- The Invisible Library
- The Masked City
- The Burning Page
- The Lost Plot
Writing a book that appeals to bibliophiles seems to me to be the easiest sell in the world. If the idea of an infinitely sprawling library, filled with unique books salvaged from across the multiverse, where time doesn’t pass for you while you are within its walls doesn’t appeal to you, I don’t know why you would read fantasy books at all. Fortunately, the Invisible Library is more than just a good premise.
We start with a cold open of a book heist at an evil Hogwarts, and it manages to give us both a kinetic introduction to the series, and establish Irene as a formidable protagonist unfazed by wizards, gargoyles or hell hounds.1 Over the course of the series there are any number of spins on iconic locations, and Cogman clearly revels in the opportunity to mix magic, technology, and iconic literary and pop culture settings. Our ‘home’ setting is a steampunk with vampires Victorian England,2 and even the Library is a mixture of old shelves, computers, and pneumatic tubes that give it a timeless quality.

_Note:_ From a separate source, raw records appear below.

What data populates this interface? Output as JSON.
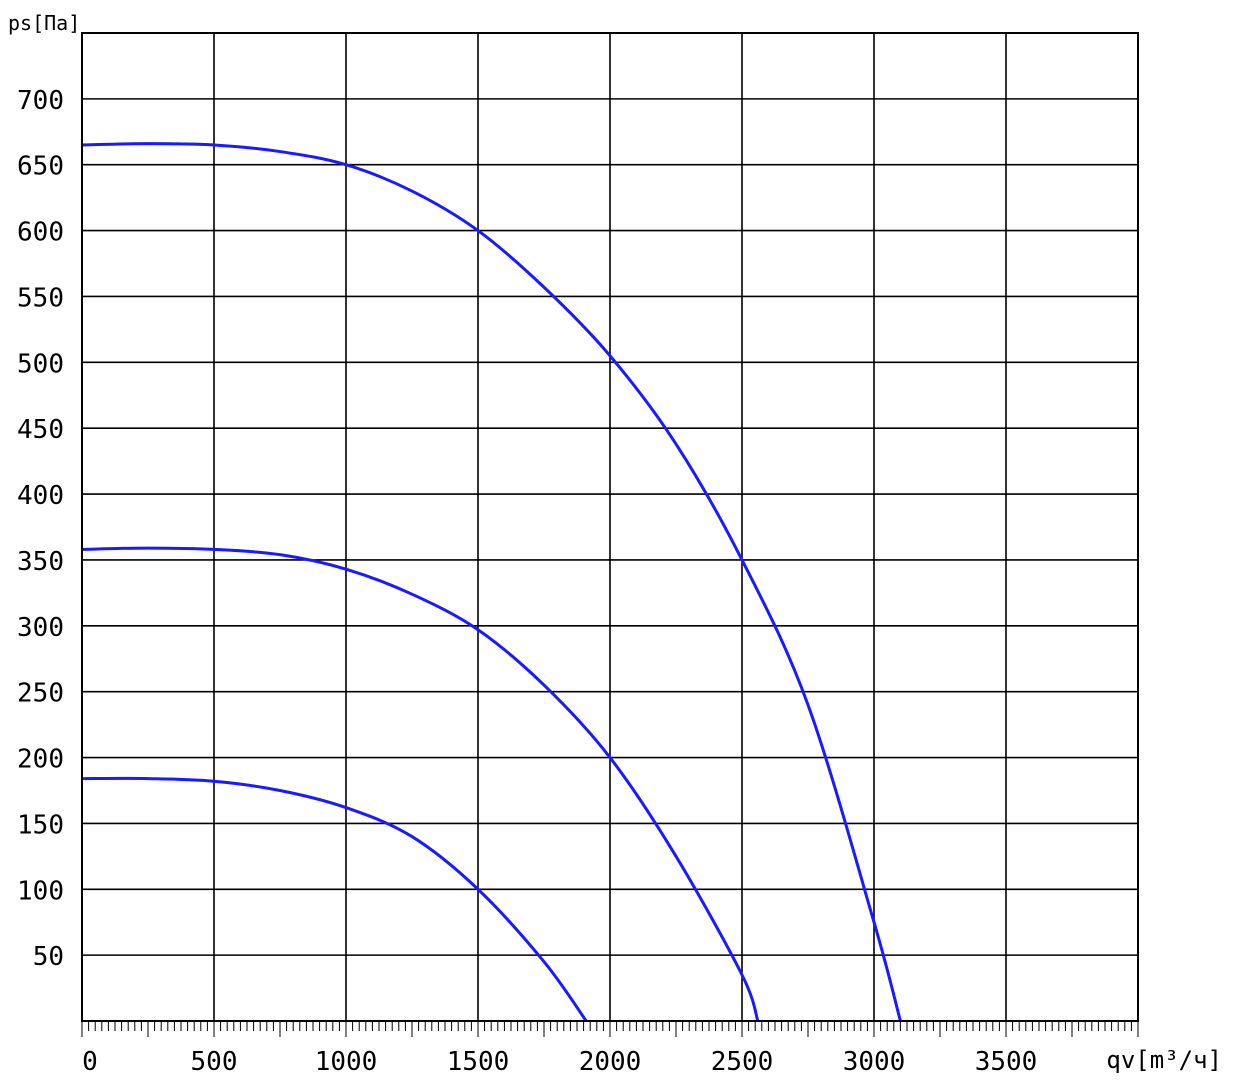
{
  "chart_data": {
    "type": "line",
    "xlabel": "qv[m³/ч]",
    "ylabel": "ps[Па]",
    "xlim": [
      0,
      4000
    ],
    "ylim": [
      0,
      750
    ],
    "x_ticks": [
      0,
      500,
      1000,
      1500,
      2000,
      2500,
      3000,
      3500
    ],
    "x_tick_labels": [
      "0",
      "500",
      "1000",
      "1500",
      "2000",
      "2500",
      "3000",
      "3500"
    ],
    "y_ticks": [
      50,
      100,
      150,
      200,
      250,
      300,
      350,
      400,
      450,
      500,
      550,
      600,
      650,
      700
    ],
    "y_tick_labels": [
      "50",
      "100",
      "150",
      "200",
      "250",
      "300",
      "350",
      "400",
      "450",
      "500",
      "550",
      "600",
      "650",
      "700"
    ],
    "grid": true,
    "colors": {
      "curve": "#1a1aff",
      "grid": "#000000"
    },
    "series": [
      {
        "x": [
          0,
          250,
          500,
          750,
          1000,
          1250,
          1500,
          1750,
          2000,
          2250,
          2500,
          2750,
          3000,
          3100
        ],
        "values": [
          665,
          666,
          665,
          660,
          650,
          630,
          600,
          557,
          505,
          438,
          350,
          240,
          75,
          0
        ]
      },
      {
        "x": [
          0,
          250,
          500,
          750,
          1000,
          1250,
          1500,
          1750,
          2000,
          2250,
          2500,
          2560
        ],
        "values": [
          358,
          359,
          358,
          354,
          343,
          324,
          297,
          255,
          200,
          125,
          35,
          0
        ]
      },
      {
        "x": [
          0,
          250,
          500,
          750,
          1000,
          1250,
          1500,
          1750,
          1910
        ],
        "values": [
          184,
          184,
          182,
          175,
          162,
          140,
          100,
          45,
          0
        ]
      }
    ]
  }
}
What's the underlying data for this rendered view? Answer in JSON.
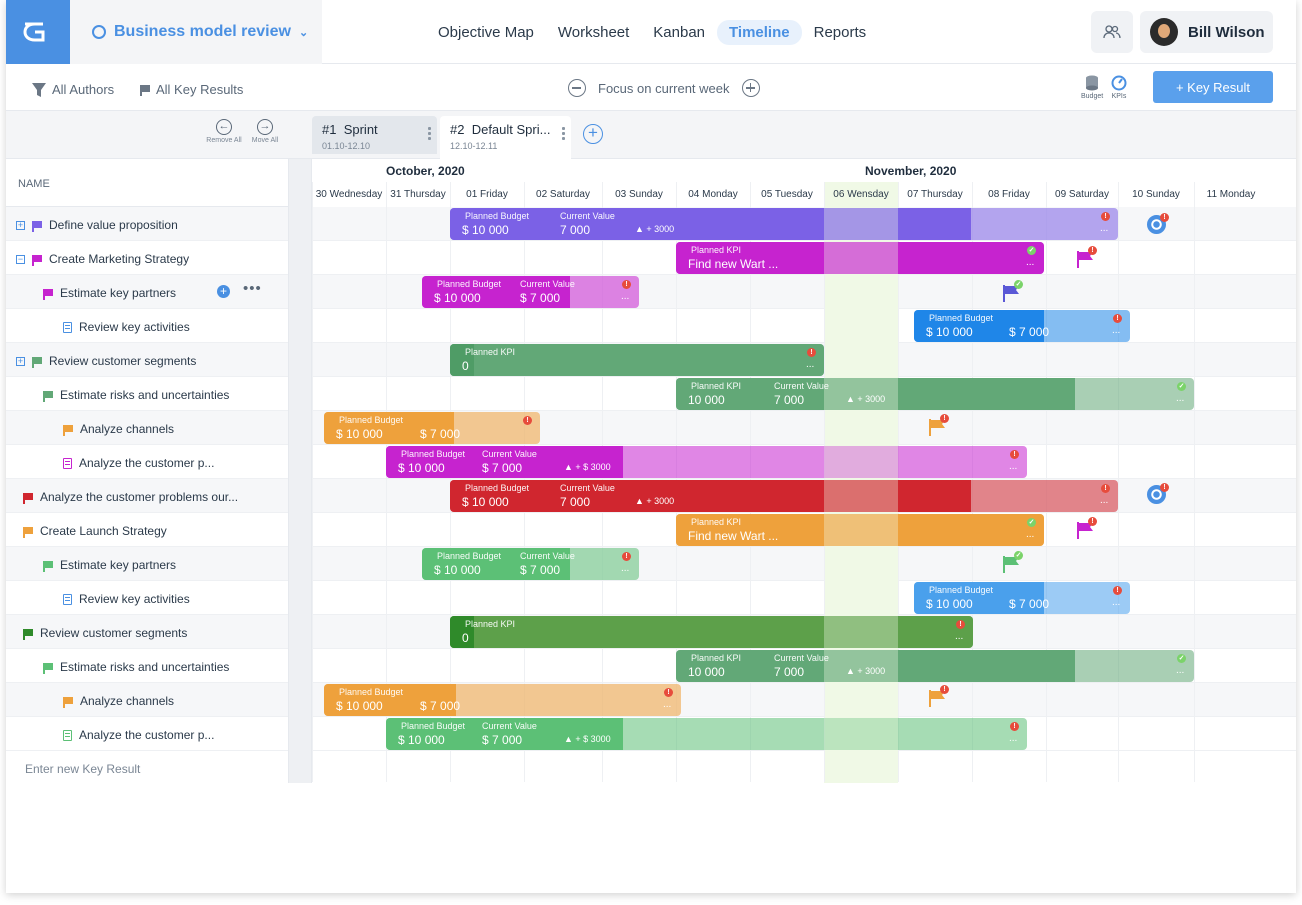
{
  "project": {
    "name": "Business model review"
  },
  "nav": [
    "Objective Map",
    "Worksheet",
    "Kanban",
    "Timeline",
    "Reports"
  ],
  "active_nav": "Timeline",
  "user": {
    "name": "Bill Wilson"
  },
  "filters": {
    "authors": "All Authors",
    "key_results": "All Key Results",
    "focus": "Focus on current week",
    "budget": "Budget",
    "kpis": "KPIs",
    "add_button": "+ Key Result"
  },
  "sprint_controls": {
    "remove": "Remove All",
    "move": "Move All"
  },
  "sprints": [
    {
      "num": "#1",
      "name": "Sprint",
      "dates": "01.10-12.10"
    },
    {
      "num": "#2",
      "name": "Default Spri...",
      "dates": "12.10-12.11"
    }
  ],
  "grid": {
    "name_header": "NAME",
    "enter_new": "Enter new Key Result"
  },
  "months": [
    "October, 2020",
    "November, 2020"
  ],
  "days": [
    "30 Wednesday",
    "31 Thursday",
    "01 Friday",
    "02 Saturday",
    "03 Sunday",
    "04 Monday",
    "05 Tuesday",
    "06 Wensday",
    "07 Thursday",
    "08 Friday",
    "09 Saturday",
    "10 Sunday",
    "11 Monday"
  ],
  "rows": [
    {
      "label": "Define value proposition",
      "tag": "#2",
      "expand": "+"
    },
    {
      "label": "Create Marketing Strategy",
      "tag": "#2",
      "expand": "−"
    },
    {
      "label": "Estimate key partners",
      "tag": ""
    },
    {
      "label": "Review key activities",
      "tag": ""
    },
    {
      "label": "Review customer segments",
      "tag": "",
      "expand": "+"
    },
    {
      "label": "Estimate risks and uncertainties",
      "tag": ""
    },
    {
      "label": "Analyze channels",
      "tag": ""
    },
    {
      "label": "Analyze the customer p...",
      "tag": ""
    },
    {
      "label": "Analyze the customer problems our...",
      "tag": "#1"
    },
    {
      "label": "Create Launch Strategy",
      "tag": "#1"
    },
    {
      "label": "Estimate key partners",
      "tag": ""
    },
    {
      "label": "Review key activities",
      "tag": ""
    },
    {
      "label": "Review customer segments",
      "tag": "#1"
    },
    {
      "label": "Estimate risks and uncertainties",
      "tag": ""
    },
    {
      "label": "Analyze channels",
      "tag": ""
    },
    {
      "label": "Analyze the customer p...",
      "tag": ""
    }
  ],
  "bars": [
    {
      "k1": "Planned Budget",
      "v1": "$ 10 000",
      "k2": "Current Value",
      "v2": "7 000",
      "delta": "▲ + 3000",
      "ellipsis": "..."
    },
    {
      "k1": "Planned KPI",
      "v1": "Find new Wart ...",
      "ellipsis": "..."
    },
    {
      "k1": "Planned Budget",
      "v1": "$ 10 000",
      "k2": "Current Value",
      "v2": "$ 7 000",
      "ellipsis": "..."
    },
    {
      "k1": "Planned Budget",
      "v1": "$ 10 000",
      "v2": "$ 7 000",
      "ellipsis": "..."
    },
    {
      "k1": "Planned KPI",
      "v1": "0",
      "ellipsis": "..."
    },
    {
      "k1": "Planned KPI",
      "v1": "10 000",
      "k2": "Current Value",
      "v2": "7 000",
      "delta": "▲ + 3000",
      "ellipsis": "..."
    },
    {
      "k1": "Planned Budget",
      "v1": "$ 10 000",
      "v2": "$ 7 000"
    },
    {
      "k1": "Planned Budget",
      "v1": "$ 10 000",
      "k2": "Current Value",
      "v2": "$ 7 000",
      "delta": "▲ + $ 3000",
      "ellipsis": "..."
    },
    {
      "k1": "Planned Budget",
      "v1": "$ 10 000",
      "k2": "Current Value",
      "v2": "7 000",
      "delta": "▲ + 3000",
      "ellipsis": "..."
    },
    {
      "k1": "Planned KPI",
      "v1": "Find new Wart ...",
      "ellipsis": "..."
    },
    {
      "k1": "Planned Budget",
      "v1": "$ 10 000",
      "k2": "Current Value",
      "v2": "$ 7 000",
      "ellipsis": "..."
    },
    {
      "k1": "Planned Budget",
      "v1": "$ 10 000",
      "v2": "$ 7 000",
      "ellipsis": "..."
    },
    {
      "k1": "Planned KPI",
      "v1": "0",
      "ellipsis": "..."
    },
    {
      "k1": "Planned KPI",
      "v1": "10 000",
      "k2": "Current Value",
      "v2": "7 000",
      "delta": "▲ + 3000",
      "ellipsis": "..."
    },
    {
      "k1": "Planned Budget",
      "v1": "$ 10 000",
      "v2": "$ 7 000",
      "ellipsis": "..."
    },
    {
      "k1": "Planned Budget",
      "v1": "$ 10 000",
      "k2": "Current Value",
      "v2": "$ 7 000",
      "delta": "▲ + $ 3000",
      "ellipsis": "..."
    }
  ],
  "colors": {
    "accent": "#4a90e2",
    "purple": "#7b61e6",
    "magenta": "#c623cf",
    "blue": "#1f86e8",
    "green": "#62a877",
    "orange": "#eea13c",
    "red": "#d0262f",
    "lightgreen": "#5cc076",
    "darkgreen": "#2f8a2a",
    "today": "#f0f9e6"
  }
}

The settings however, are just window dressing. What really makes the Invisible Library series are the character relationships. The first book rapidly establishes the mysterious student, an aloof supervisor, a collegiate rival, a thematically appropriate detective, and a not very committed antagonist, and all of these characters are given time to develop personality and connections with each other and Irene. Importantly these characters are allowed to be more than their archetypes, more than one thing.3 So the evil rival can also be good at her job and share the same goals as Irene, and we can respect her abilities if not her methods. Irene herself is an unusual character, someone in the middle of their career: confident in her abilities, senior enough to supervise, but with room to grow before they reach the top of their profession.
These books are also noteworthy for their tone. Serendipitously, I picked up the Invisible Library straight after finishing Just One Damn Thing After Another. Both are books where the tone varies between light comedy and violent drama, but only the Invisible Library manages to merge these tones cohesively. Irene can be charmed by a narcissistic fairy or discover a victim skinned alive, and it all feels of a piece. It’s a universe that spans the breadth of literature, and it therefore feels like anything can happen.
Recommended for bibliophiles everywhere.